Thursday 16 May 2013

Flintoff "Thinking is so over' (looking at Keen (and mostly agreeing)) and some stuff on MARXISM


“The Internet - Thinking is so over” – Flintoff 23/7/07  and Marxism Notes

-       summarises Keen – but isn’t in total agreement. Talks about the ‘infinite monkeys with typewriters’ argument – eventually they will create a masterpiece – but Keen firmly believes that now the internet has for all intents and purposes created the infinite monkey scenario, he says “Today’s technology hooks all those monkeys up with all those typewriters” and those “millions of exuberant monkeys are creating an endless digital forest of mediocrity: uninformed political commentary, unseemly home videos, embarrassingly amateurish music, unreadable poems, essays and novels.” (here quoting Flintoff) – echoing Keen’s argument ‘cult of the amateur’
-       “...the supposed “democratisation” of the web has been a sham. “Despite its lofty idealisation it’s undermining truth, souring civic discourse, and belittling expertise, experience and talent,” he says.” (Flintoff)
-       Flintoff points out that Wikipedia was (at the time of writing) the 17th most trafficked site on the net and that Britannia (Encyclopaedia) was 5128th. This has resulted in jobs losses at Britannia which he says is a problem because “we’ll be obliged to rely on the unreliable patchwork of information parcelled out on Wikipedia by people who often don’t even reveal their identity”
-       Do you agree with what Keen says – bearing in mind this is 2008 – he genuinely believed that Web 2.0 was already well on its way to killing the music industry and that is would not be long before the TV and Film studios would also face their own demise...so we’re here now 5 years later – Has web 2.0 killed the music industry? The film industry?
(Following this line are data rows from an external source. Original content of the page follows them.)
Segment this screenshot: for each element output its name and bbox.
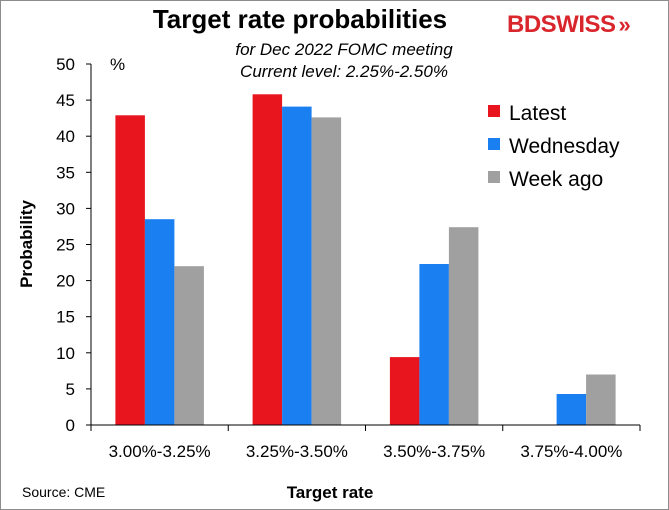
y-tick-label: 0 — [66, 416, 75, 435]
chart-subtitle-current-level: Current level: 2.25%-2.50% — [240, 62, 448, 81]
brand-logo: BDSWISS» — [507, 11, 631, 39]
bars-layer — [115, 94, 616, 426]
bar-week-ago-4 — [586, 374, 616, 425]
x-tick-label: 3.50%-3.75% — [383, 442, 485, 461]
y-tick-label: 50 — [56, 55, 75, 74]
y-axis-title: Probability — [17, 200, 36, 288]
legend-swatch-week-ago — [488, 171, 500, 183]
y-tick-label: 25 — [56, 236, 75, 255]
y-tick-label: 40 — [56, 127, 75, 146]
legend-label-latest: Latest — [509, 102, 566, 125]
bar-latest-3 — [389, 357, 420, 425]
y-axis: 0 5 10 15 20 25 30 35 40 45 50 — [56, 55, 92, 435]
x-tick-label: 3.75%-4.00% — [520, 442, 622, 461]
brand-logo-text: BDSWISS — [507, 11, 616, 38]
y-tick-label: 35 — [56, 163, 75, 182]
legend-label-wednesday: Wednesday — [509, 135, 620, 158]
chart-subtitle-meeting: for Dec 2022 FOMC meeting — [235, 40, 453, 59]
x-axis-title: Target rate — [287, 483, 374, 502]
chart-title: Target rate probabilities — [152, 4, 448, 34]
bar-wednesday-3 — [419, 264, 449, 425]
y-tick-label: 30 — [56, 199, 75, 218]
legend-swatch-wednesday — [488, 138, 500, 150]
x-tick-label: 3.00%-3.25% — [109, 442, 211, 461]
y-tick-label: 10 — [56, 344, 75, 363]
y-tick-label: 5 — [66, 380, 75, 399]
y-tick-label: 45 — [56, 91, 75, 110]
legend: Latest Wednesday Week ago — [488, 102, 620, 191]
bar-wednesday-1 — [144, 219, 175, 425]
bar-wednesday-2 — [282, 106, 312, 425]
y-tick-label: 20 — [56, 272, 75, 291]
bar-week-ago-2 — [311, 117, 342, 426]
bar-latest-2 — [252, 94, 283, 426]
y-tick-label: 15 — [56, 308, 75, 327]
x-axis: 3.00%-3.25% 3.25%-3.50% 3.50%-3.75% 3.75%-4… — [90, 424, 641, 461]
legend-label-week-ago: Week ago — [509, 168, 603, 191]
source-note: Source: CME — [22, 484, 106, 500]
legend-swatch-latest — [488, 105, 500, 117]
y-unit-label: % — [110, 55, 125, 74]
bar-wednesday-4 — [556, 394, 587, 425]
x-tick-label: 3.25%-3.50% — [246, 442, 348, 461]
bar-latest-1 — [115, 115, 145, 426]
bar-week-ago-3 — [448, 227, 479, 425]
bar-week-ago-1 — [174, 266, 204, 425]
chevron-double-right-icon: » — [618, 12, 631, 37]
Really they’ve just had to adapt (and you will be showing how in your exam answers, by and large)

MARXISM - very simplified

-       Flintoff and Keen belong to a group of academics/media professionals who fought hard to retain the elitism of their status and professionalism – they see the ‘democratisation’ offered by the web 2.0 developments as a serious threat to the status quo and in this sense this is where arguments stemming from Marxist models come in – Marx (and I’m over simplifying here) talked about how the elite controlled the ‘means of production’ and thus was able to control 'hearts and minds'. Althusser outlined how there are ideological state apparatuses such as schools, political parties, family, culture etc that the establishment (elite) uses to maintain control; this is done through repeated ideological messages embedded in texts (and in the case of schools taught as the way to think, behave etc) which become naturalised – we (allegedly) don’t even realise how we are encapsulated into the system (Foucault calls this being ‘intepellated[1]’ into our ‘place’ in the system). The idea of how we are conditioned to believe in a ‘universal truth’ is hard to see until you escape your culture as anyone who has been to the Orient, Russia or other ‘far flung' shores can attest; only when you find yourself wondering why the Russian Air Hostess is so 'rude' do you begin to realise it’s a cultural thing – they are being their version of polite, such as it is. This is where you can see the edges of your naturalised ideological conditioning: who says what is right/rude etc??...scary stuff peeps - we are conditioned into thinking ideas, behaviours and other such things are 'normal' and 'correct' - what hs been called 'universal truth' - when really they are only just the way 'we' do it/think - so not universal at all!
-       There’s a lot more to this argument but for your exam, all you need to worry about is that it is easy to argue that the established, ‘old’ media felt threatened by the developments of Web 2.0 because they no longer would have complete control over what people read/consumed and when; Keen's problem is that really those pesky monkeys were thinking for themselves!